Excellence without borders: ENE conference day 1

European Commission backing, via the Erasmus + programme, has the power to make the European Training Foundation's new Network for Excellence  (ENE) in vocational education a truly global platform, a senior EU official said on Thursday, 11 March. 

Joao Santos, an official at the EU Commission's DG Employment, EU Support Services and Erasmus +, said that a new focus on supporting learner mobility will mean more financial backing for international platforms that encourage the sharing of excellence in vocational education.

The ETF's Network for Excellence - launched last year and which already brings together 140 Centres of Vocational Excellence (CoVEs) in 25 countries from the EU and partner countries - will be eligible to access a €5 million Erasmus + grant scheme designed to support international educational platforms. Although it does not provide support for infrastructure development (e.g. setting up wifi networks), it does offer the possibility to "co-finance partners from countries outside of the EU where added value can be identified."

"The green and digital transitions are at the heart of the themes the EU will be focusing on in the coming years," Mr Santos told participants Thursday in the first of a two-day online event "Centres of Excellence as engines for vocational education and training development."

He added that a call for 2022 Erasmus+ projects would be published in April and a section entitled "establishing community of practice for Centres of Excellence" will be added in June for those vocational education schools that wished to widen their partnerships.

The event, streamed by the ETF from its Turin, Italy headquarters, with contributors and participants from within the EU and partner countries that included Kazakhstan, Morocco and Serbia among others, focused on what had been achieved since the ENE network was established and core principles for driving partnerships and developing excellence in vocational education.

Initial work with the ENE network last year had focused on developing towards excellence and highlighting the role CoVEs play in work based learning (WBL), participants heard.

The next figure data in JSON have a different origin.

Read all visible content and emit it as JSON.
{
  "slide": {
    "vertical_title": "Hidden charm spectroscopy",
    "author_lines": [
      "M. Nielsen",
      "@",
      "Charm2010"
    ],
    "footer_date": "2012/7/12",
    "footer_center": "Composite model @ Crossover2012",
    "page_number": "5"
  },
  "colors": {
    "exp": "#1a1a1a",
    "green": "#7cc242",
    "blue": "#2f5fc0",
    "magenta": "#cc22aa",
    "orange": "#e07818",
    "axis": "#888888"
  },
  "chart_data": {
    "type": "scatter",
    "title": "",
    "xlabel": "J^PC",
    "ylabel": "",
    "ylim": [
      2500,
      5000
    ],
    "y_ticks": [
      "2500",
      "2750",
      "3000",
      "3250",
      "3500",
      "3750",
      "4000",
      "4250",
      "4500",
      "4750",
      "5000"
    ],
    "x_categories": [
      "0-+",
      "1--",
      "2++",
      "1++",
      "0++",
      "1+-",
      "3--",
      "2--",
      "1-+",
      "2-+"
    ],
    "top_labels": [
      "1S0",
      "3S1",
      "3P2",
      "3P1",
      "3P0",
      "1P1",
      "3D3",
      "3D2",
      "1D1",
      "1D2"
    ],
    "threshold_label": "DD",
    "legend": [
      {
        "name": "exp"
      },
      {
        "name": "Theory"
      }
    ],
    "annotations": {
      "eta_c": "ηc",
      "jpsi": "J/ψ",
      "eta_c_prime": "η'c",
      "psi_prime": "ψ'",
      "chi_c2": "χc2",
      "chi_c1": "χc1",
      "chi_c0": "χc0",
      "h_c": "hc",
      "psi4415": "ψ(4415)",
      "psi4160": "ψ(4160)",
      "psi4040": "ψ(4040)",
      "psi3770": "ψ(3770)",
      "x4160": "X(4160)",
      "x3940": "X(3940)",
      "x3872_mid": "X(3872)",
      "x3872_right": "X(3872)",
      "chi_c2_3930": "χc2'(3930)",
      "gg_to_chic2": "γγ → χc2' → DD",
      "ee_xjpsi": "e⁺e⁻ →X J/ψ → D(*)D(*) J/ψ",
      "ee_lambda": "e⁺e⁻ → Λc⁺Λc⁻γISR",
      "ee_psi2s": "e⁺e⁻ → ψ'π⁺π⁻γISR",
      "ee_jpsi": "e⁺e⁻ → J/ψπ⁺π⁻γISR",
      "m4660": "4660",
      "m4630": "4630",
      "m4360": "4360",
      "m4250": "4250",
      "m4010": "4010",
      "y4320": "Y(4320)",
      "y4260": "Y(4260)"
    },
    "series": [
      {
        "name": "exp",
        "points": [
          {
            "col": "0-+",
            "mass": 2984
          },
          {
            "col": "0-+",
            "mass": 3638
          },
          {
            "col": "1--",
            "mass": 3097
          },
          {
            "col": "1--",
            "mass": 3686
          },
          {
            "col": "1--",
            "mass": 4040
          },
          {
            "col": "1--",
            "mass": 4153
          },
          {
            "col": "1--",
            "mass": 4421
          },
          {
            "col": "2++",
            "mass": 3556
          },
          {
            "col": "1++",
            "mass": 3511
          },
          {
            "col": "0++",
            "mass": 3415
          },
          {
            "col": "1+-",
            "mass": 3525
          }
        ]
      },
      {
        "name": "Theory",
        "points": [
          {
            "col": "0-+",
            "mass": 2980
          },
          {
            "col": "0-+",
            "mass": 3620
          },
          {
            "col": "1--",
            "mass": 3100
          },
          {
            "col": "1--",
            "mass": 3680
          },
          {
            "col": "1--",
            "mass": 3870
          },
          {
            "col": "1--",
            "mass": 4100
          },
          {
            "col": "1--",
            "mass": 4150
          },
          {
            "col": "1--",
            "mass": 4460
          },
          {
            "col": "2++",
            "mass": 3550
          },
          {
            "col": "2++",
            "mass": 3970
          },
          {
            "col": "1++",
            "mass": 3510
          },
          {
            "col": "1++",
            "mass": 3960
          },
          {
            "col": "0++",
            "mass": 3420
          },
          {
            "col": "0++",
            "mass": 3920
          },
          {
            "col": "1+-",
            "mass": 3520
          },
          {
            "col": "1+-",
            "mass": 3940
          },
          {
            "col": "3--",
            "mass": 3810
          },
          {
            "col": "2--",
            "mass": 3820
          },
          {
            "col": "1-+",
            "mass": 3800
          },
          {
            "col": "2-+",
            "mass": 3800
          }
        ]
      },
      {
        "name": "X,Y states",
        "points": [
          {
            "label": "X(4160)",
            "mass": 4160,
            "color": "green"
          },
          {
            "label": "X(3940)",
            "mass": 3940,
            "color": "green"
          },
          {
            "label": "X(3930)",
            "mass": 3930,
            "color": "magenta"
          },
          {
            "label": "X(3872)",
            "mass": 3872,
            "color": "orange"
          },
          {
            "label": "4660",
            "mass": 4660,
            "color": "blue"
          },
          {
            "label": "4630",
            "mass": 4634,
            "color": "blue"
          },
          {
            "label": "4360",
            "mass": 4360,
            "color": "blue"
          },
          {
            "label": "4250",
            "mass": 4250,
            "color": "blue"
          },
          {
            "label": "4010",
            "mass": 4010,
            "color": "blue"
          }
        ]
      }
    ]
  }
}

Self-assessment surveys had shown that CoVEs were keen to improve in areas that included pedagogy and professional development as well as building skills for greening. Boosting autonomy and working with employers on WBL and in public private partnerships were also areas of common interest across the network.

Danijela Manic, an English teacher and coordinator for international cooperation at the Aviation Academy in Belgrade, Serbia, said that by cooperating with aviation schools across Europe - in France, Czechoslovakia, Romania, Italy, Spain and Turkey - teachers were able to develop professional skills that counted towards Serbian government targets for in-service training.

"We encounter new content, new subjects," Ms Manic said. "We function like a big family and share experience with our VET teachers."

Developing WBL is another key priority area central to the work of CoVEs, whereby closely working with business and industry VET schools can attract students and help ensure a fast developing labour market has access to trained workers with state-of-the-art skills.

Agris Ruperts, Chair of Vocational Educatoin Association of Latvia, which is working on a six country pilote CoVE scheme with Albania, Armenia, Belarus, Kazakhstan, Moldova and North Macedonia, on developing WBL schemes, said: "It is often hard for schools to persuade companies to be interested in work based learning, but it is up to us to show the benefits. In many countries labour shortages are increasing, byt engaging in work based learning companies from the beginning can build their future employee."

Advancing innovative technical and digital solutions to training is another area where CoVEs are forging ahead: in Italy's Reggio Emilia region, 1,000 companies and 50,000 employees are engaged in establishing a "digital district strategy" to more effectively share skills training opportunities.

And in the Basque region of Spain, Luis De La Torre, Associate Professor at the Computer Science and Automatic Control Department, Universidad Nacional de Educación a Distancia (UNED) and CEO of Nebulous Systems, had developed software to enable the remote accessing of laboratories. For an investment of around €6,000-8000 users can access state of the art laboratories without stepping away from their own computer screen.

"With a web camera for video feedback and smart power devices that run only when you are operating a lab experiment remotely, students and researchers can access top facilities from anywhere," Mr De La Torre said.